Вячеслав Щепоткин.
«Крик совы перед концом сезона»

Рецензии

Наташа Романова

Вячеслав Щепоткин «Крик совы перед концом сезона»

ПЯТНИСТАЯ ЛЫСИНА ЗВЕРСКОЙ СОВЫ

«Это сильнее, чем «Фауст» Гете» – похвалил в свое время товарищ Сталин одно из худших произведений Горького. А сейчас «лучший друг писателей» непременно похвалил бы Щепоткина и дал ему сталинскую премию, а потом бы, скорее всего, и Щепоткин оказался там же, где и все остальные лауреаты.

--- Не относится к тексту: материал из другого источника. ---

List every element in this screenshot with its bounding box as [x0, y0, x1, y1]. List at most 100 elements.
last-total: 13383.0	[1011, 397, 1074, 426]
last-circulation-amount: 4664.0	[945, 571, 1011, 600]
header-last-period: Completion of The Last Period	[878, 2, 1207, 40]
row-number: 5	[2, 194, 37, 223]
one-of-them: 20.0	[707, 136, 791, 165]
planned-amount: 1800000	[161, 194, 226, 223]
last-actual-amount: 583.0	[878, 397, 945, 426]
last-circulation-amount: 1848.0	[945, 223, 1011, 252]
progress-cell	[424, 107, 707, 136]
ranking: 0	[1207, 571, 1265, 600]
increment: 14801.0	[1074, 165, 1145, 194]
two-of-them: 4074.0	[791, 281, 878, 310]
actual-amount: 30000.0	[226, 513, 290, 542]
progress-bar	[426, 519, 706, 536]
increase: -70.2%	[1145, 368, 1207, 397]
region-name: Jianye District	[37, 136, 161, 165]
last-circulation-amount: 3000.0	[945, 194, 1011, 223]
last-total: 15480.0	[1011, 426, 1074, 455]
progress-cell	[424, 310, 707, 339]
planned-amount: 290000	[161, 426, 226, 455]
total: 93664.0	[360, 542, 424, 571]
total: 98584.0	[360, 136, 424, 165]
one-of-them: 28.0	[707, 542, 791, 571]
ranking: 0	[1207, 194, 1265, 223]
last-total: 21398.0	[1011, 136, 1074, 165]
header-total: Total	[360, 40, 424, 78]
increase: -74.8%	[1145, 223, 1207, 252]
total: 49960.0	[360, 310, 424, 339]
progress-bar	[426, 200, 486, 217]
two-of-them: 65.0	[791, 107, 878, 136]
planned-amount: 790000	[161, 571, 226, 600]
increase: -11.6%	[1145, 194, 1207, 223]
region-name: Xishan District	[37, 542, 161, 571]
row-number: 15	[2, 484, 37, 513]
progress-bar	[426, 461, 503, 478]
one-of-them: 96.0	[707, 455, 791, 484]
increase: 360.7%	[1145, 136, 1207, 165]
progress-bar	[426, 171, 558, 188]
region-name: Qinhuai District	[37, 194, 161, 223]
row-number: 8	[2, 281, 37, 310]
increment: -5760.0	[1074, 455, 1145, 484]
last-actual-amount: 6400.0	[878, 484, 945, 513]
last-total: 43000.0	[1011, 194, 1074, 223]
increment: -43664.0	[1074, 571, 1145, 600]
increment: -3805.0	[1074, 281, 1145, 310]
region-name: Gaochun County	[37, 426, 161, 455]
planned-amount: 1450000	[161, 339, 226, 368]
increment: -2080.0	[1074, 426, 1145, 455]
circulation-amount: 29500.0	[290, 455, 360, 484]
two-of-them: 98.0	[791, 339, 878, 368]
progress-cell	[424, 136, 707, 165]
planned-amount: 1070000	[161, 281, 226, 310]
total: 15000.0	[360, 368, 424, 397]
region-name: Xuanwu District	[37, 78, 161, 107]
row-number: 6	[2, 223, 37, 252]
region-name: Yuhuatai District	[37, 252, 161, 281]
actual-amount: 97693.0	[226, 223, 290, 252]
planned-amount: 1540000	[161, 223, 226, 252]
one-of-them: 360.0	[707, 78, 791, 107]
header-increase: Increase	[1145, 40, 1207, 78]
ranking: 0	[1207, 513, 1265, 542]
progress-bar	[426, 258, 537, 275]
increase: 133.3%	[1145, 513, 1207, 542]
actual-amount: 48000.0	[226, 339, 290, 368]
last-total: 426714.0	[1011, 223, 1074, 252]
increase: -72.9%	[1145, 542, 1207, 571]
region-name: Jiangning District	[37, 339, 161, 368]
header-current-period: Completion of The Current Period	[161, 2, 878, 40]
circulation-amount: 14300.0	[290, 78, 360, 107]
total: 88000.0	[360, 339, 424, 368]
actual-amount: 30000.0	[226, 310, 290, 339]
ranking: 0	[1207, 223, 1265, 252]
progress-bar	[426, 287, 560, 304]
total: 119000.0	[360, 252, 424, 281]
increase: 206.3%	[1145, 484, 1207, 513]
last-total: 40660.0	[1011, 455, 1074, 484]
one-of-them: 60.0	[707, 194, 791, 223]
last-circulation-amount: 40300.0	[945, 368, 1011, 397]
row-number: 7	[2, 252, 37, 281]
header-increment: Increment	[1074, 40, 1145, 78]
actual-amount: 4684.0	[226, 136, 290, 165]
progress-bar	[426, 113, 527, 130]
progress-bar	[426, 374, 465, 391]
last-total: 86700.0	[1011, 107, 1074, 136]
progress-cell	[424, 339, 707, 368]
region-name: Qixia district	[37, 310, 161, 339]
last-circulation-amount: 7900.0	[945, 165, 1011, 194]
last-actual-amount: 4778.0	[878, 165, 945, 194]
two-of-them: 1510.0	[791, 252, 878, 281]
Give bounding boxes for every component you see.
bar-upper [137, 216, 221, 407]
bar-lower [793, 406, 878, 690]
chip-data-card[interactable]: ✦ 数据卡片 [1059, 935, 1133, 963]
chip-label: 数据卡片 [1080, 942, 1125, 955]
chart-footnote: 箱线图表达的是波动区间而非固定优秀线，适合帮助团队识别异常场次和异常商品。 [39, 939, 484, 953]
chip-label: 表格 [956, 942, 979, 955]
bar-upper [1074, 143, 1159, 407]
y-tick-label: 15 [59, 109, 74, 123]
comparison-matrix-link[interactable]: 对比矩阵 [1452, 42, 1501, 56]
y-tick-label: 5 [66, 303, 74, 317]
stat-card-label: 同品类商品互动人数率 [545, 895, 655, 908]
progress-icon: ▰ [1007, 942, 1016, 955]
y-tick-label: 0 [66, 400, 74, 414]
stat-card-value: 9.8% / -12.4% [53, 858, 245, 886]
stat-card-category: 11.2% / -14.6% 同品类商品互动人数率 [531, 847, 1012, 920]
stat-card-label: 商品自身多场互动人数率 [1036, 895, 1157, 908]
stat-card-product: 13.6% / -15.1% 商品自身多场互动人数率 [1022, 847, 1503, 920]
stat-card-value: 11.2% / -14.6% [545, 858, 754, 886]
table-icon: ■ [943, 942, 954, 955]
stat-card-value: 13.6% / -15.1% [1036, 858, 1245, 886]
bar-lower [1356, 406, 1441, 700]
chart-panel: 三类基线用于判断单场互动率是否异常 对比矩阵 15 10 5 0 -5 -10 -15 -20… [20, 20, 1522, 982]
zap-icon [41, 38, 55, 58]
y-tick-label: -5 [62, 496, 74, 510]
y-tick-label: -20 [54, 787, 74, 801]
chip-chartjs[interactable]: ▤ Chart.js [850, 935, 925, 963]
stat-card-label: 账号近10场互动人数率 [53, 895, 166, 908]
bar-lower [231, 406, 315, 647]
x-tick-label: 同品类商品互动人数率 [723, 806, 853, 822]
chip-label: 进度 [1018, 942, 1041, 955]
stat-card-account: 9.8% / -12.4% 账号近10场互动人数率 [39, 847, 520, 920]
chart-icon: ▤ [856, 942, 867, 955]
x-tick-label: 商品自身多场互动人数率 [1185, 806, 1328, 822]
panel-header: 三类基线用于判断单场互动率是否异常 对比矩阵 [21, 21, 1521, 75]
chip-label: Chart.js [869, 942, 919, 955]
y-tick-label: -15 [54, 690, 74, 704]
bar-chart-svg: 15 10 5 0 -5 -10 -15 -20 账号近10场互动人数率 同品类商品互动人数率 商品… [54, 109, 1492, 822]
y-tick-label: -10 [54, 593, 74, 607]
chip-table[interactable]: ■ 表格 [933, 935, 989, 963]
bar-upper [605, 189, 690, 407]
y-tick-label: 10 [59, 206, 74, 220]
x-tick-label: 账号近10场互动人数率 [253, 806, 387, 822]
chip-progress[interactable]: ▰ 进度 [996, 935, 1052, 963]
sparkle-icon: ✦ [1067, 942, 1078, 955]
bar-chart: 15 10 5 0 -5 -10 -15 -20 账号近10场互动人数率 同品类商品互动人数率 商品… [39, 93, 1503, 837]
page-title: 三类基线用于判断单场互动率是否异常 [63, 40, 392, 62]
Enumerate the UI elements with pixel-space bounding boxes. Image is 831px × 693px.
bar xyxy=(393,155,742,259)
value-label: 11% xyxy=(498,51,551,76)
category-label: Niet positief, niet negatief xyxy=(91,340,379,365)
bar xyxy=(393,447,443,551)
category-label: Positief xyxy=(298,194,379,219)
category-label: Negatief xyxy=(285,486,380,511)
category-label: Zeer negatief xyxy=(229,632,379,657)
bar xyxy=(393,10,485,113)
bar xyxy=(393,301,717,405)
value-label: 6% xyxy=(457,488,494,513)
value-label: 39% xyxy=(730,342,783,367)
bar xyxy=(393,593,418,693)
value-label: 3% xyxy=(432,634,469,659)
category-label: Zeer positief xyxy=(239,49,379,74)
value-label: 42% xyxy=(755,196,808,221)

По названию романа можно подумать, что это зловещий триллер или детектив, что-то вроде приключенческого фильма по советскому телевизору «Капитан Сова идет по следу» – но не тут-то было. Автор оказался большой затейник: в одной из интриг он использует, например, говорящие фамилии: одного героя (он учитель) зовут Волков, а его идейного врага противоположного пола – Овцова. Хорошая фамилия, правда? – особенно для школы, тем более – для завуча. Там таких интриг хоть отбавляй, и все они перерастают в один большой конфликт: политический, так как жанр романа, как оказалось, не то, что мы подумали. Это не детектив, не триллер и не сатира, как у Салтыкова-Щедрина, несмотря на фамилии. Что это за жанр – догадайтесь с трех раз сами. Зачин осторожный и, можно сказать, классический – прямо Тургенев, Мамин-Сибиряк и картина «Охотники на привале». Компания взрослых мужчин на охоте: кабаны, лоси, тетерева, баня, закуска, водка, разговоры, идейные споры. Время – закат социализма, все – идеологически выдержанные и морально устойчивые советские люди, убежденные коммунисты, один – еврей – проявляет идейные шатания и склонен к низкопоклонству перед западом, так как он уже успел побывать у своих еврейских родственников, сваливших в Америку, и там понадкусывал запретные плоды во всяких ихних макдональдсах и даже впервые в жизни увидел секс-шоп (правда, в него не заходил, только потоптался у входа, залившись краской стыда вместе с женой, советские все же люди, нравственная чистота не позволила переступить порог буржуазного порока).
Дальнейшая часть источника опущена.